Each month, we sit down with a member of our research team to learn more about their areas of expertise, what the turning points have been in their career, and what inspires them in their daily lives.

Dr Philomena Mullen

Assistant Professor Black Studies, Department of Sociology, TCD

Philomena Mullen was born in Dublin and grew up in the Irish industrial school system. Returning to education in her 20s, she graduated in English and Philosophy from Trinity. Her M.Phil. in Women’s Studies analysed the role of women as perpetrators of violence during the 1994 Rwandan Genocide. After an 18-year gap to raise a family, she returned to Trinity where she completed her PhD as a Government of Ireland PhD scholar. She examined the racist and racialised aspects of how Black mixed African-Irish women, who grew up in the Irish institutional care system without families, construct their identity.

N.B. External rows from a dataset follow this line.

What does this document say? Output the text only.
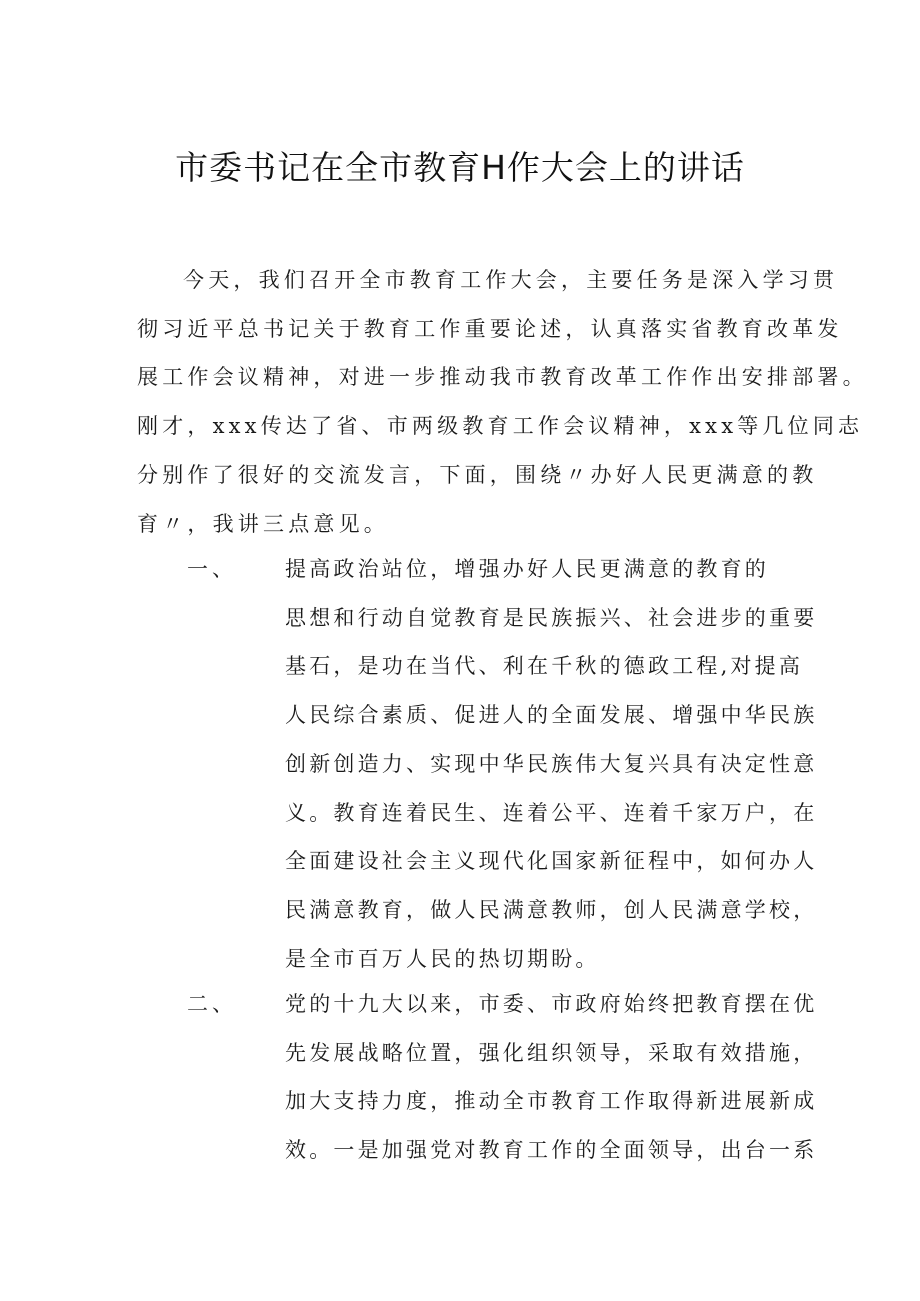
市委书记在全市教育H作大会上的讲话

今天，我们召开全市教育工作大会，主要任务是深入学习贯
彻习近平总书记关于教育工作重要论述，认真落实省教育改革发
展工作会议精神，对进一步推动我市教育改革工作作出安排部署。
刚才，xxx传达了省、市两级教育工作会议精神，xxx等几位同志
分别作了很好的交流发言，下面，围绕〃办好人民更满意的教
育〃，我讲三点意见。

一、 提高政治站位，增强办好人民更满意的教育的
思想和行动自觉教育是民族振兴、社会进步的重要
基石，是功在当代、利在千秋的德政工程,对提高
人民综合素质、促进人的全面发展、增强中华民族
创新创造力、实现中华民族伟大复兴具有决定性意
义。教育连着民生、连着公平、连着千家万户，在
全面建设社会主义现代化国家新征程中，如何办人
民满意教育，做人民满意教师，创人民满意学校，
是全市百万人民的热切期盼。
二、 党的十九大以来，市委、市政府始终把教育摆在优
先发展战略位置，强化组织领导，采取有效措施，
加大支持力度，推动全市教育工作取得新进展新成
效。一是加强党对教育工作的全面领导，出台一系
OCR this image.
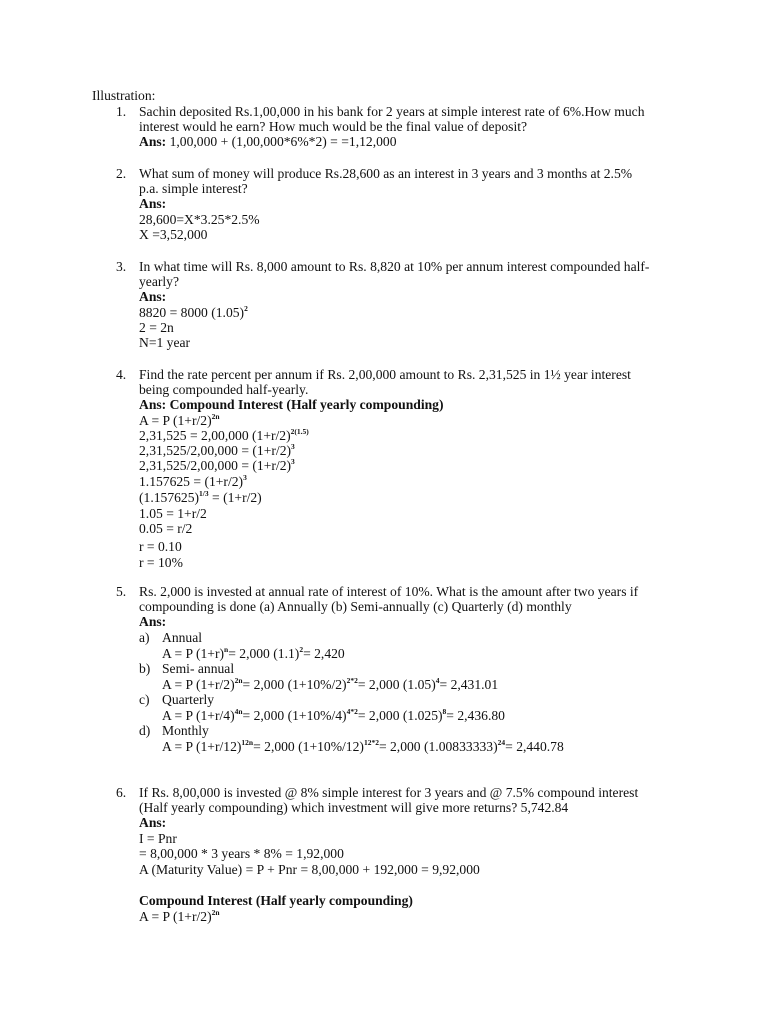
Illustration:
1. Sachin deposited Rs.1,00,000 in his bank for 2 years at simple interest rate of 6%.How much
interest would he earn? How much would be the final value of deposit?
Ans: 1,00,000 + (1,00,000*6%*2) = =1,12,000
2. What sum of money will produce Rs.28,600 as an interest in 3 years and 3 months at 2.5%
p.a. simple interest?
Ans:
28,600=X*3.25*2.5%
X =3,52,000
3. In what time will Rs. 8,000 amount to Rs. 8,820 at 10% per annum interest compounded half-
yearly?
Ans:
8820 = 8000 $(1.05)^2$
2 = 2n
N=1 year
4. Find the rate percent per annum if Rs. 2,00,000 amount to Rs. 2,31,525 in 1½ year interest
being compounded half-yearly.
Ans: Compound Interest (Half yearly compounding)
A = P $(1+r/2)^{2n}$
2,31,525 = 2,00,000 $(1+r/2)^{2(1.5)}$
$2,31,525/2,00,000 = (1+r/2)^3$
$2,31,525/2,00,000 = (1+r/2)^3$
$1.157625 = (1+r/2)^3$
$(1.157625)^{1/3} = (1+r/2)$
1.05 = 1+r/2
0.05 = r/2
r = 0.10
r = 10%
5. Rs. 2,000 is invested at annual rate of interest of 10%. What is the amount after two years if
compounding is done (a) Annually (b) Semi-annually (c) Quarterly (d) monthly
Ans:
a) Annual
A = P $(1+r)^n= 2,000$ $(1.1)^2= 2,420$
b) Semi- annual
A = P $(1+r/2)^{2n}= 2,000$ $(1+10\%/2)^{2*2}= 2,000$ $(1.05)^4= 2,431.01$
c) Quarterly
A = P $(1+r/4)^{4n}= 2,000$ $(1+10\%/4)^{4*2}= 2,000$ $(1.025)^8= 2,436.80$
d) Monthly
A = P $(1+r/12)^{12n}= 2,000$ $(1+10\%/12)^{12*2}= 2,000$ $(1.00833333)^{24}= 2,440.78$
6. If Rs. 8,00,000 is invested @ 8% simple interest for 3 years and @ 7.5% compound interest
(Half yearly compounding) which investment will give more returns? 5,742.84
Ans:
I = Pnr
= 8,00,000 * 3 years * 8% = 1,92,000
A (Maturity Value) = P + Pnr = 8,00,000 + 192,000 = 9,92,000
Compound Interest (Half yearly compounding)
A = P $(1+r/2)^{2n}$
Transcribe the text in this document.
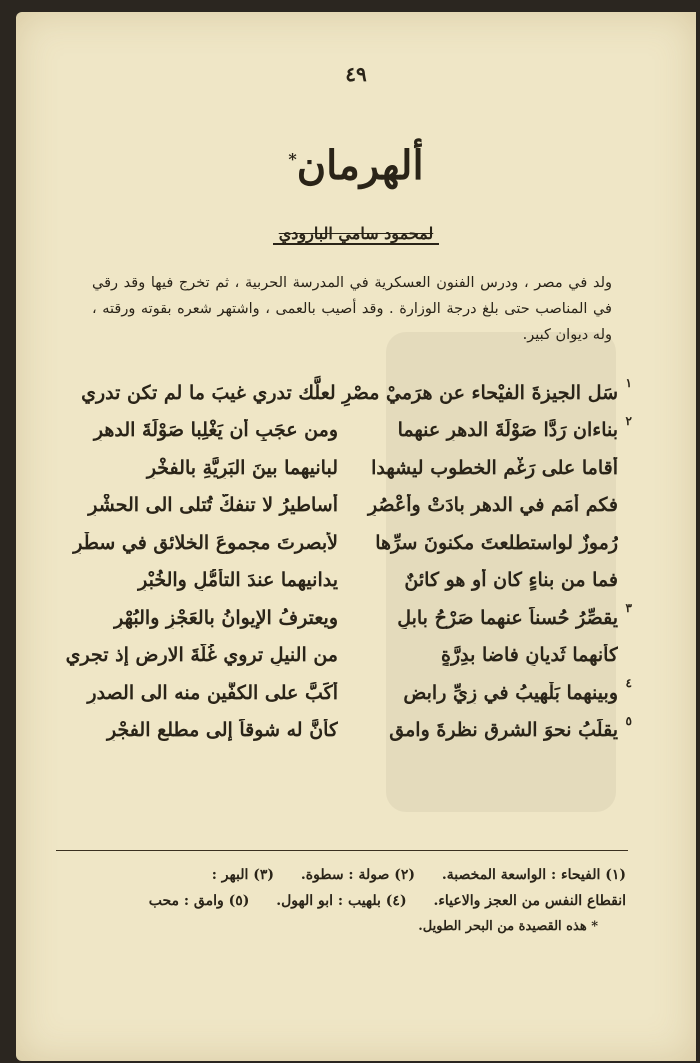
٤٩
ألهرمان*
لمحمود سامي البارودي
ولد في مصر ، ودرس الفنون العسكرية في المدرسة الحربية ، ثم تخرج فيها وقد رقي في المناصب حتى بلغ درجة الوزارة . وقد أصيب بالعمى ، واشتهر شعره بقوته ورقته ، وله ديوان كبير.
١
سَل الجيزةَ الفيْحاء عن هرَميْ مصْرِ لعلَّك تدري غيبَ ما لم تكن تدري
٢
بناءان رَدَّا صَوْلَةَ الدهرِ عنهما
ومن عجَبٍ أن يَغْلِبا صَوْلَةَ الدهرِ
أقاما على رَغْمِ الخطوب ليشهدا
لبانيهما بينَ البَرِيَّةِ بالفخْرِ
فكم أُمَمٍ في الدهر بادَتْ وأعْصُرٍ
أساطيرُ لا تنفكُّ تُتلى الى الحشْرِ
رُموزٌ لواستطلعتَ مكنونَ سرِّها
لأبصرتَ مجموعَ الخلائقِ في سطْرِ
فما من بناءٍ كان أو هو كائنٌ
يدانيهما عندَ التأمُّلِ والخُبْرِ
٣
يقصِّرُ حُسناً عنهما صَرْحُ بابلٍ
ويعترفُ الإيوانُ بالعَجْزِ والبُهْرِ
كأنهما ثَديانِ فاضا بدِرَّةٍ
من النيلِ تروي غُلَّةَ الارضِ إذ تجري
٤
وبينهما بَلْهِيبُ في زِيِّ رابضٍ
أكَبَّ على الكفَّينِ منه الى الصدرِ
٥
يقلِّبُ نحوَ الشرقِ نظرةَ وامقٍ
كأنَّ له شوقاً إلى مطلعِ الفجْرِ
(١) الفيحاء : الواسعة المخصبة. (٢) صولة : سطوة. (٣) البهر :
انقطاع النفس من العجز والاعياء. (٤) بلهيب : ابو الهول. (٥) وامق : محب
* هذه القصيدة من البحر الطويل.
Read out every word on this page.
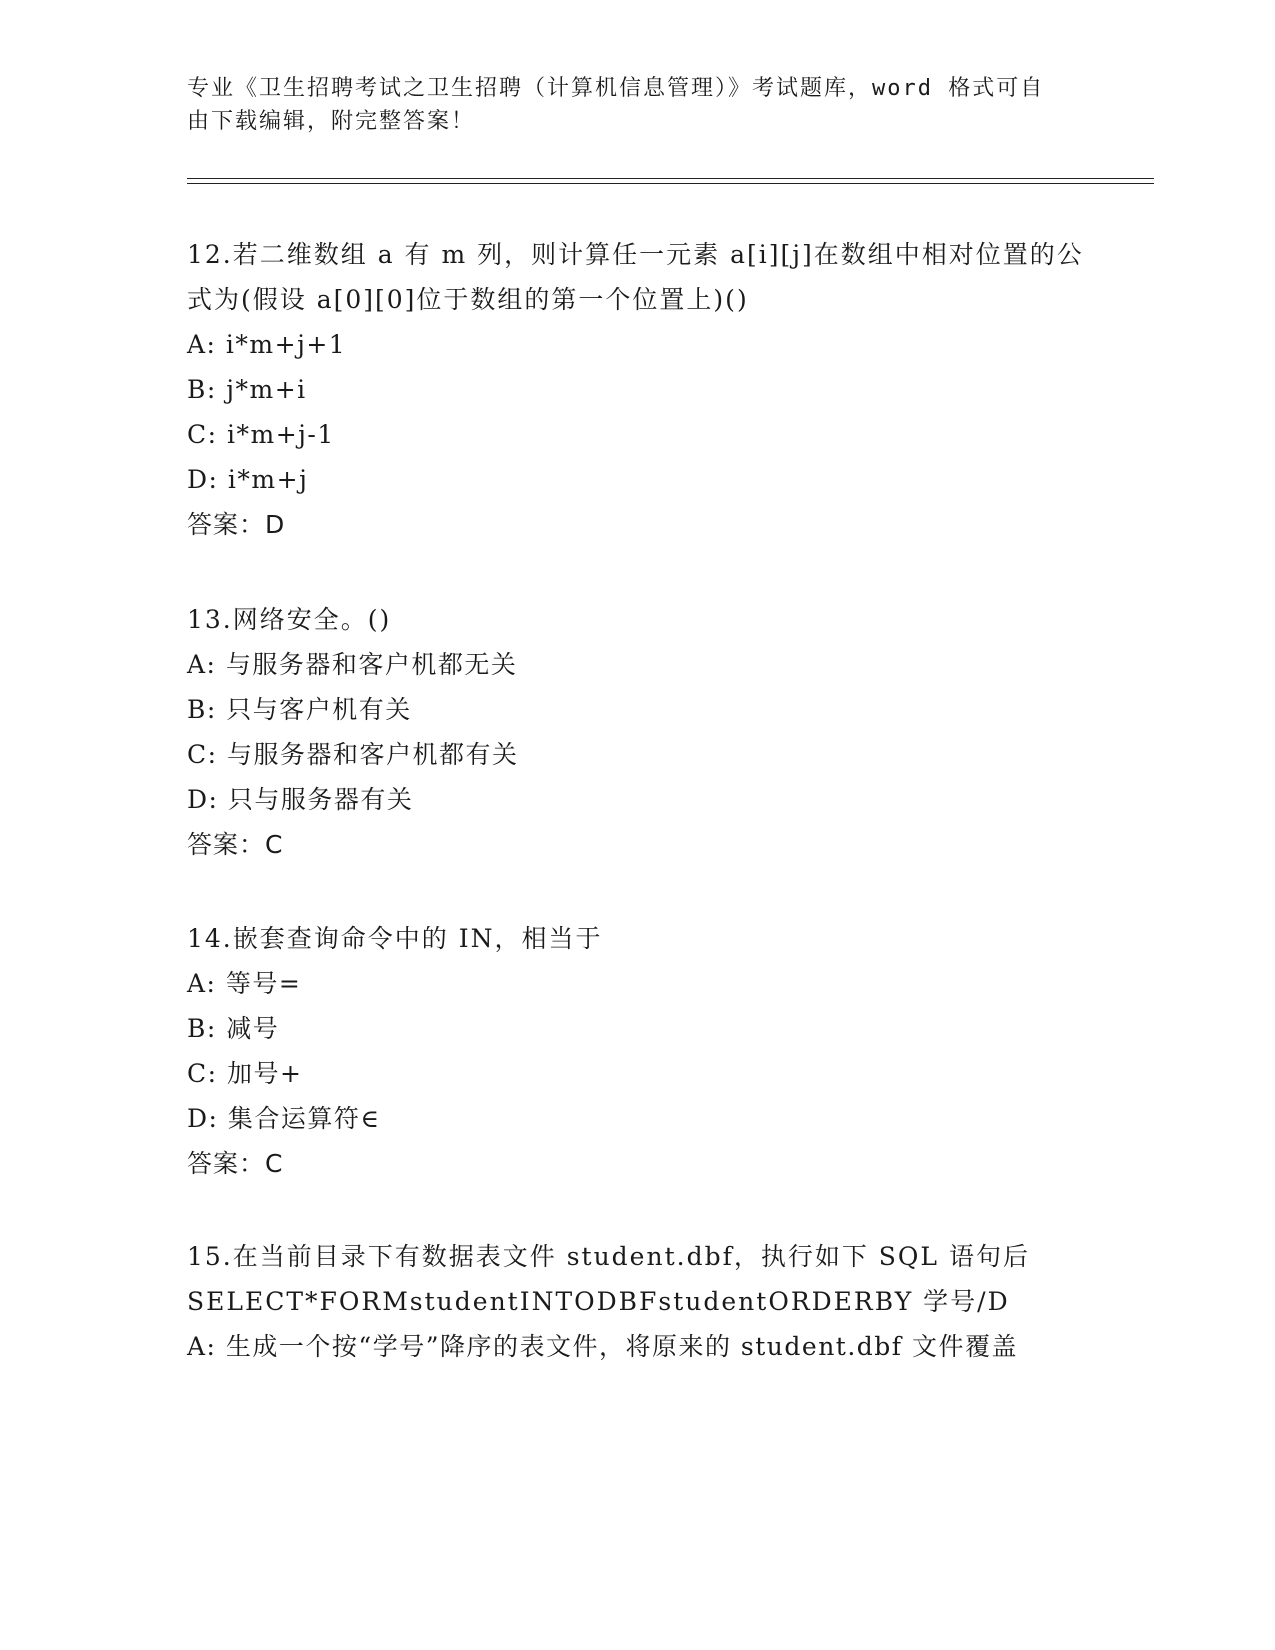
专业《卫生招聘考试之卫生招聘（计算机信息管理）》考试题库，word 格式可自由下载编辑，附完整答案！

12.若二维数组 a 有 m 列，则计算任一元素 a[i][j]在数组中相对位置的公式为(假设 a[0][0]位于数组的第一个位置上)()

A: i*m+j+1

B: j*m+i

C: i*m+j-1

D: i*m+j

答案：D

13.网络安全。()

A: 与服务器和客户机都无关

B: 只与客户机有关

C: 与服务器和客户机都有关

D: 只与服务器有关

答案：C

14.嵌套查询命令中的 IN，相当于

A: 等号=

B: 减号

C: 加号+

D: 集合运算符∈

答案：C

15.在当前目录下有数据表文件 student.dbf，执行如下 SQL 语句后SELECT*FORMstudentINTODBFstudentORDERBY 学号/D

A: 生成一个按“学号”降序的表文件，将原来的 student.dbf 文件覆盖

What is your current area of research?

I study the impact of being racialised as Black within the institutional care system in Ireland of the 1940s-1980 and the presence of Black people in Irish history and prehistory.

What question or challenge were you setting out to address when you started this work?

The challenge I set out to address was that since Black people like me, who were here before the Celtic Tiger in the 1990s, don’t exist in the historical record until the category “Black or Black Irish” was added to the 2006 Irish Census, how do I find their stories and integrate them into the narrative of Irishness?

Share a turning point or defining moment in your work as a philosophical researcher?

A turning point for me as a researcher was recognising that each Black Irish story I recover helps build a picture of a longer and more significant Black presence in Ireland than people realise.

Briefly, what excites you about your research?

If you asked most people did hundreds of Black children like me exist in Ireland in the 20th century, the answer would have probably been no. Only Phil Lynott and maybe Paul McGrath seem to register as being Black and Irish.

My research is exciting as it uncovers long neglected, but widely understood at the time narratives of Black people in Ireland, the enslaved, abolitionists, princes, doctors, stage performers, country market snake oil salesmen, Gaeilgeoirs, scholars of world renown, and so much more. Oh, and Phil Lynott and Paul McGrath, of course. Every day is a new discovery.

What do you like to do when you are not working?

I love to walk long distances listening to podcasts. I also love doing jigsaws, I am absorbed by them, spending hours lost in the challenge of fitting together thousands of tiny pieces. It is a peaceful escape, a way to step away from the intense and often contentious discussions that arise when confronting issues of racial injustice. Jigsaws allow me to focus on the tangible, that methodical fight to create order from chaos—a small, yet deeply satisfying victory.

What are you currently reading?

Anything I can get from Saidiya Hartman, I love her concept of critical fabulation, so important in my field when orality is king and there is very little official record. I invariably go back to Caelainn Hogan’s book Republic of Shame, which tells the story of children like me who grew up in the institutions. I am lucky to be a board member of Skein (a Dublin-based publishing company) and so I get to read new voices such as Melatu Uche Okorie and Rosaleen McDonagh.

If you could have dinner with any historical figure, who would it be and why?

James Baldwin, the American writer and civil rights activist, who was a refuge for me growing up. Immersing myself in the intensity of his words, I found that some of my own anger eased just enough for me to navigate my day on the streets of Bray.

What would people be surprised to find out about you?

I was born in Ireland before the Celtic Tiger era brought in a significant Black population. I grew up in an industrial school, a place many assume incarcerated only white Irish children. Before returning to education, I worked as a kitchen porter, cleaner, and chambermaid, not all fine minds wend their way to college in a straight line.